Comment by qntmfred

Comment by qntmfred 2 hours ago

2 replies

do you have any suggestions for those who want to understand what this conflict feels for a regular Israeli just trying to live

or Israelis 40 years ago today

or 75 years ago

or Palestinian Jews 100 years ago

etc

komali2 an hour ago

Read diaries of anyone heteronormative living in a collapsing empire.

The Israeli experience is swayed heavily by decades of supremacist propaganda which is unfortunately becoming baked into the religion. I've had a surprising number of conversations with Israelis about politics that at some point involved them mentioning Israelis being "god's chosen people."
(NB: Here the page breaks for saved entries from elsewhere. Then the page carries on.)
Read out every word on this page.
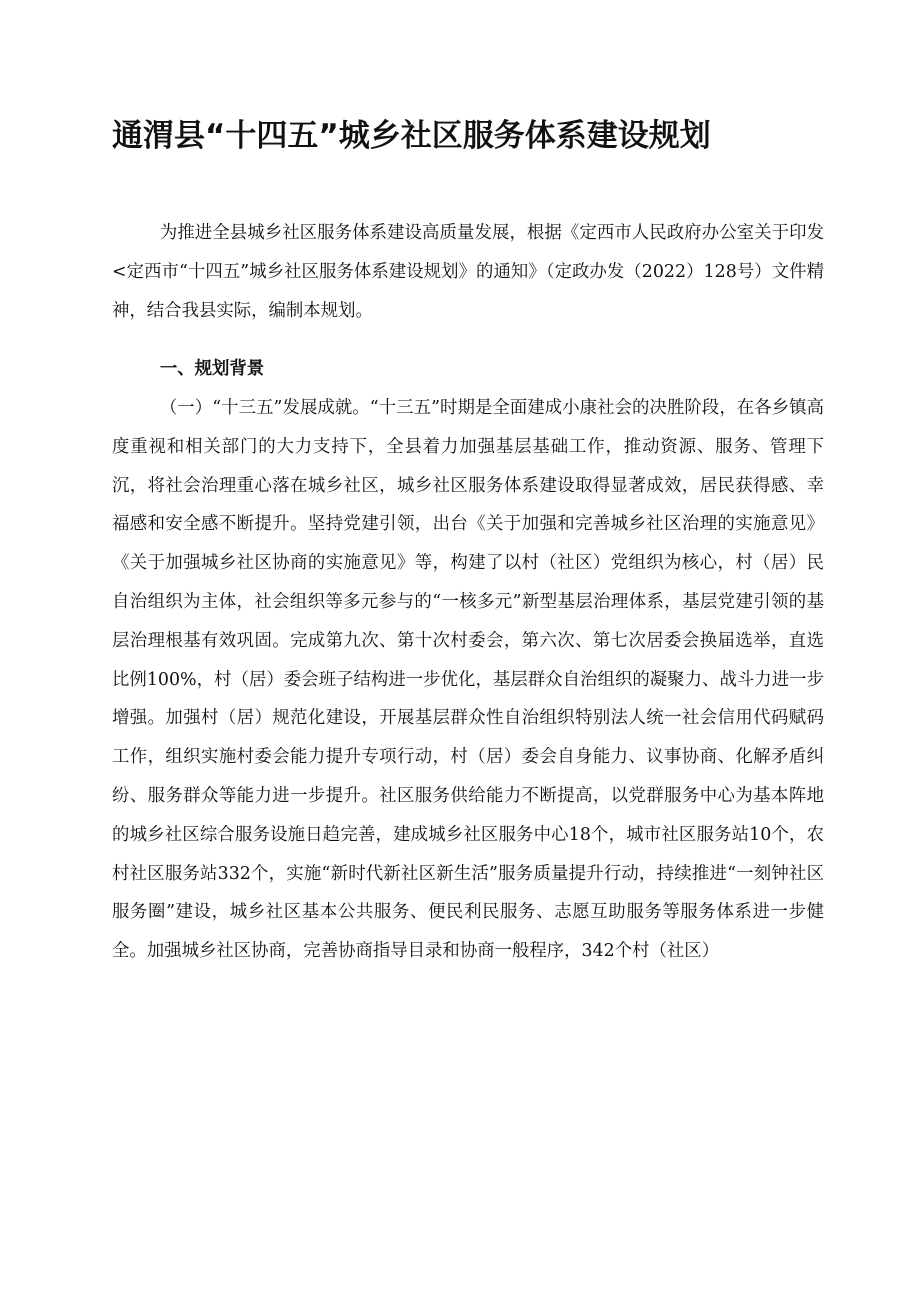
通渭县“十四五”城乡社区服务体系建设规划

为推进全县城乡社区服务体系建设高质量发展，根据《定西市人民政府办公室关于印发<定西市“十四五”城乡社区服务体系建设规划》的通知》（定政办发（2022）128号）文件精神，结合我县实际，编制本规划。

一、规划背景

（一）“十三五”发展成就。“十三五”时期是全面建成小康社会的决胜阶段，在各乡镇高度重视和相关部门的大力支持下，全县着力加强基层基础工作，推动资源、服务、管理下沉，将社会治理重心落在城乡社区，城乡社区服务体系建设取得显著成效，居民获得感、幸福感和安全感不断提升。坚持党建引领，出台《关于加强和完善城乡社区治理的实施意见》《关于加强城乡社区协商的实施意见》等，构建了以村（社区）党组织为核心，村（居）民自治组织为主体，社会组织等多元参与的“一核多元”新型基层治理体系，基层党建引领的基层治理根基有效巩固。完成第九次、第十次村委会，第六次、第七次居委会换届选举，直选比例100%，村（居）委会班子结构进一步优化，基层群众自治组织的凝聚力、战斗力进一步增强。加强村（居）规范化建设，开展基层群众性自治组织特别法人统一社会信用代码赋码工作，组织实施村委会能力提升专项行动，村（居）委会自身能力、议事协商、化解矛盾纠纷、服务群众等能力进一步提升。社区服务供给能力不断提高，以党群服务中心为基本阵地的城乡社区综合服务设施日趋完善，建成城乡社区服务中心18个，城市社区服务站10个，农村社区服务站332个，实施“新时代新社区新生活”服务质量提升行动，持续推进“一刻钟社区服务圈”建设，城乡社区基本公共服务、便民利民服务、志愿互助服务等服务体系进一步健全。加强城乡社区协商，完善协商指导目录和协商一般程序，342个村（社区）
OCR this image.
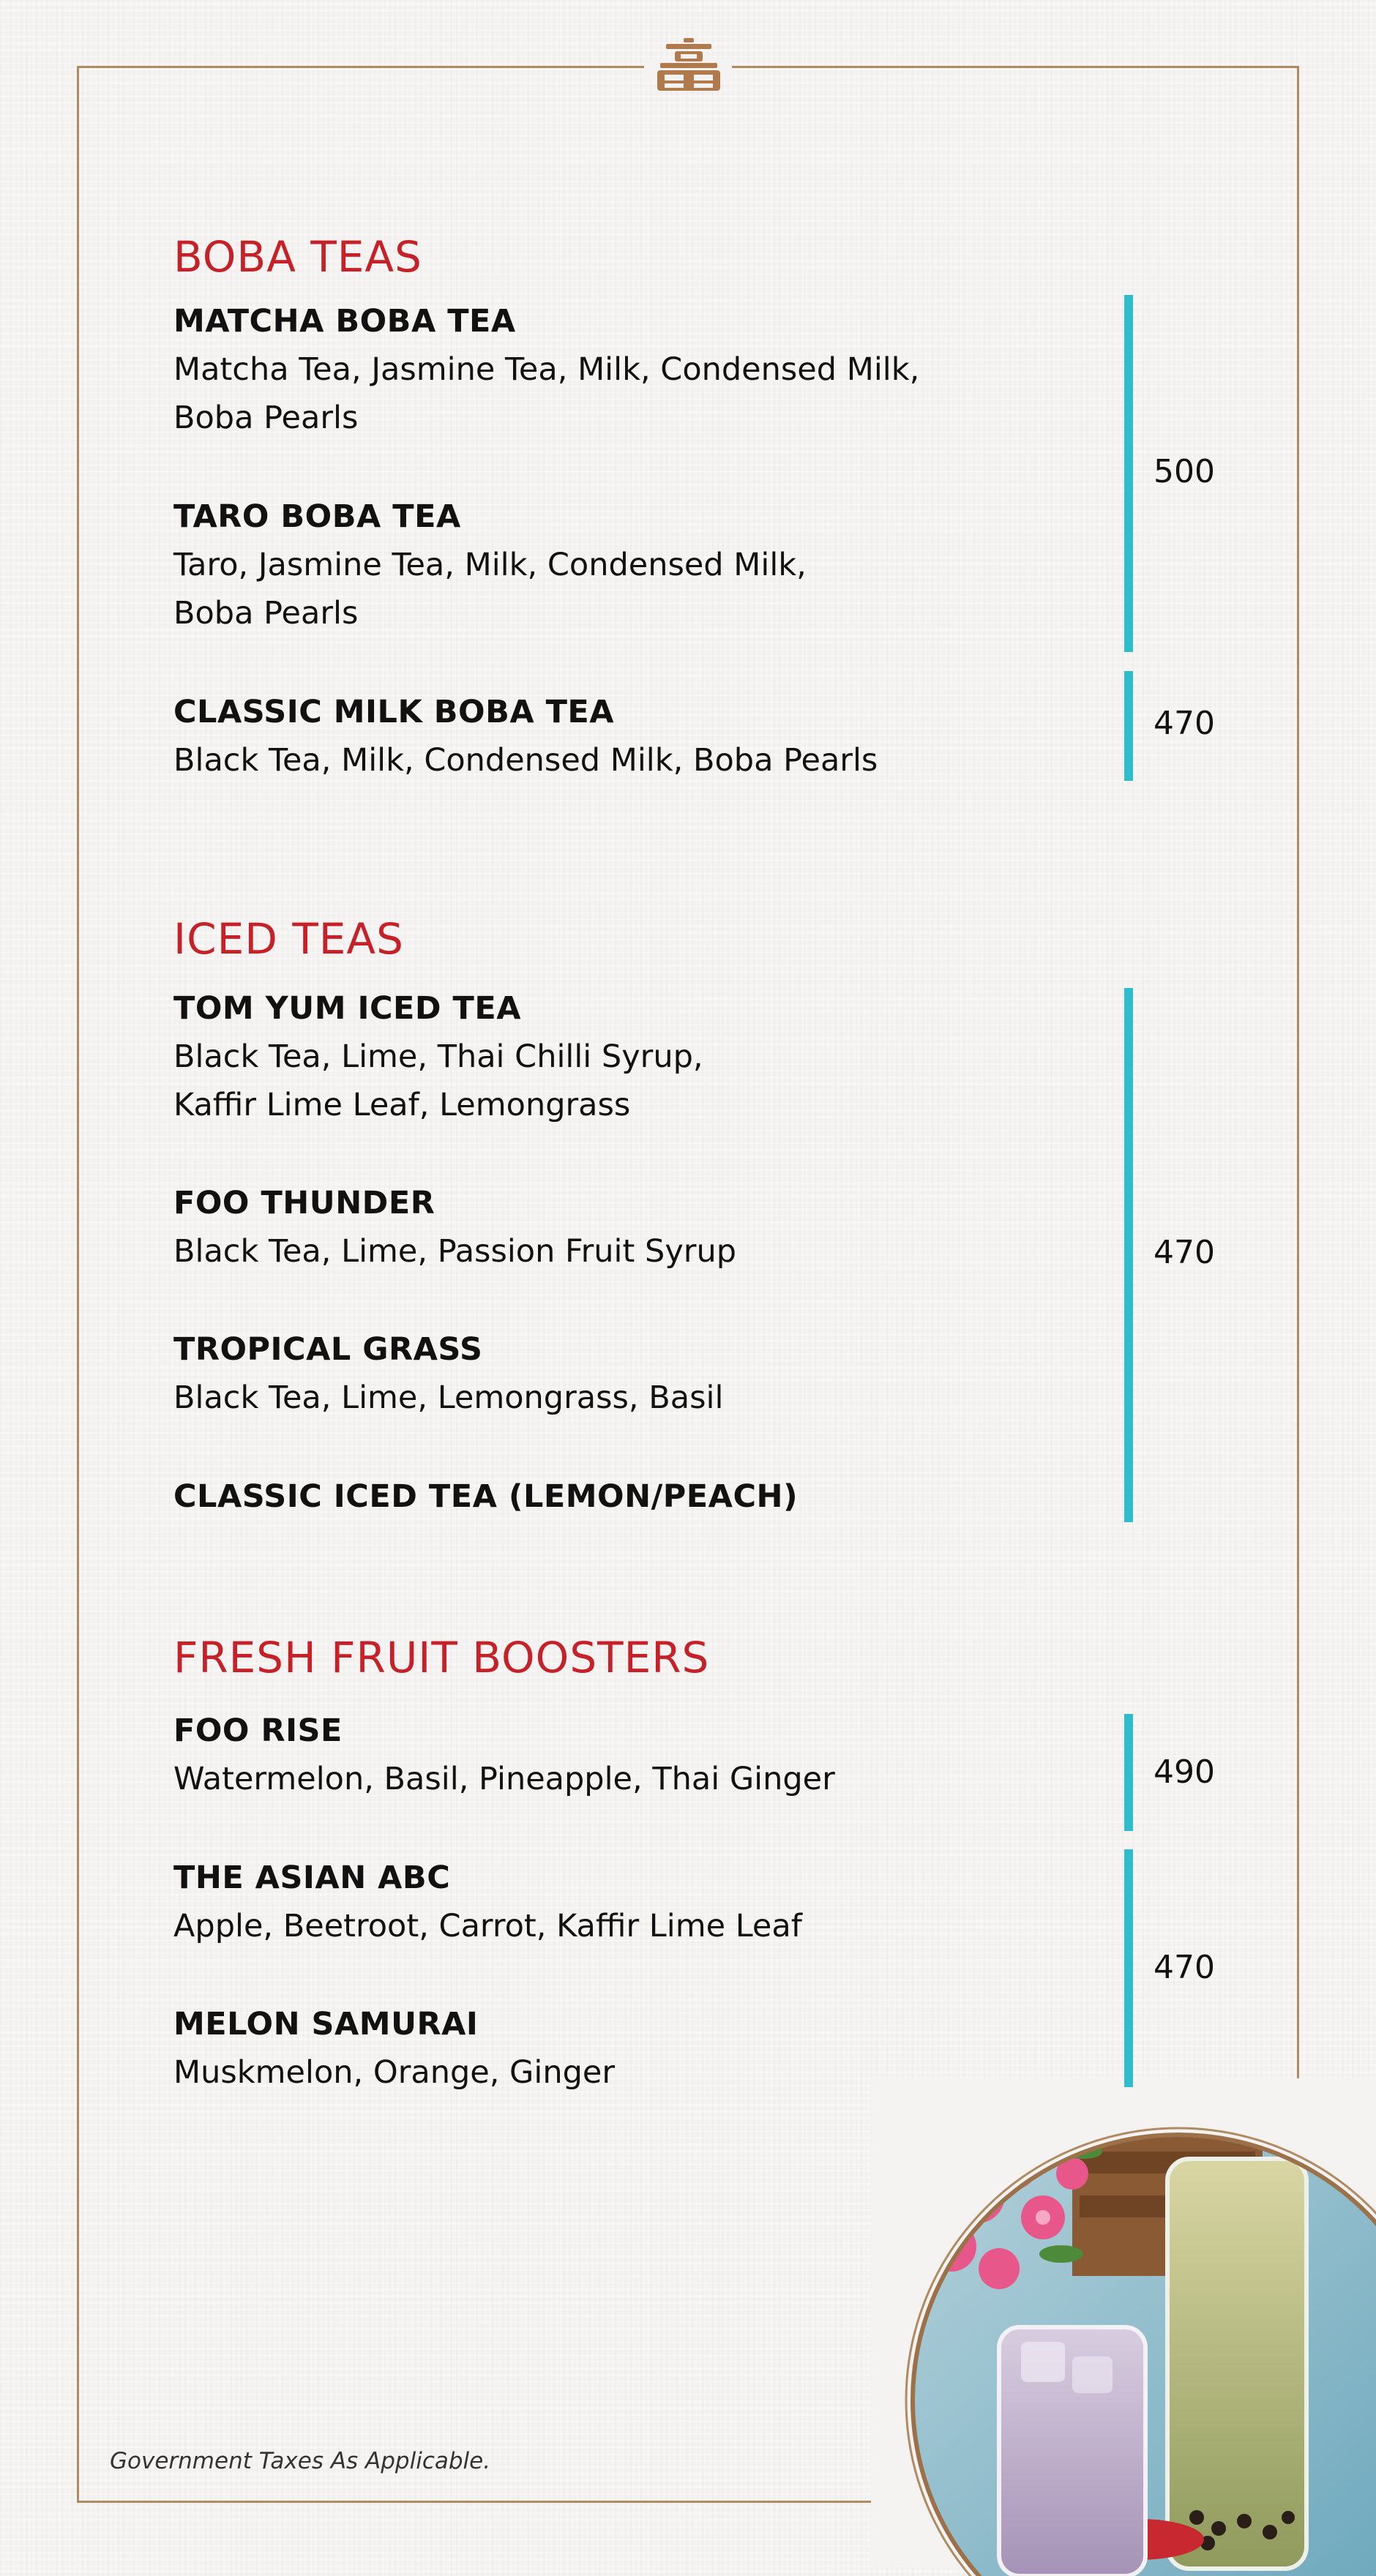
BOBA TEAS
MATCHA BOBA TEA
Matcha Tea, Jasmine Tea, Milk, Condensed Milk,
Boba Pearls
TARO BOBA TEA
Taro, Jasmine Tea, Milk, Condensed Milk,
Boba Pearls
CLASSIC MILK BOBA TEA
Black Tea, Milk, Condensed Milk, Boba Pearls
500
470
ICED TEAS
TOM YUM ICED TEA
Black Tea, Lime, Thai Chilli Syrup,
Kaffir Lime Leaf, Lemongrass
FOO THUNDER
Black Tea, Lime, Passion Fruit Syrup
TROPICAL GRASS
Black Tea, Lime, Lemongrass, Basil
CLASSIC ICED TEA (LEMON/PEACH)
470
FRESH FRUIT BOOSTERS
FOO RISE
Watermelon, Basil, Pineapple, Thai Ginger
THE ASIAN ABC
Apple, Beetroot, Carrot, Kaffir Lime Leaf
MELON SAMURAI
Muskmelon, Orange, Ginger
490
470
Government Taxes As Applicable.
Even Israeli progressives have to couch opposition to war in desire to get the hostages back, or they'll face incredible social blowback. Not to mention those with religious oppositions to serving in the military are propagandized as "not contributing to Israeli society," since the only valid way to do that is commit violence on behalf of the State.

  • bodhi_mind 18 minutes ago

    A lot of Israelis who reference “God’s chosen people” aren’t claiming superiority in the way it’s often interpreted abroad. In Jewish tradition, “chosen” historically means chosen for responsibility, not privilege. The phrase “light unto the nations” captures this: it’s about modeling ethical behavior, justice, and compassion, not dominating or controlling others.

    Understanding this helps separate the original ethical meaning of “chosen” from the way it’s sometimes misinterpreted in political discourse: it’s meant to be a call to moral responsibility, not a claim of inherent superiority.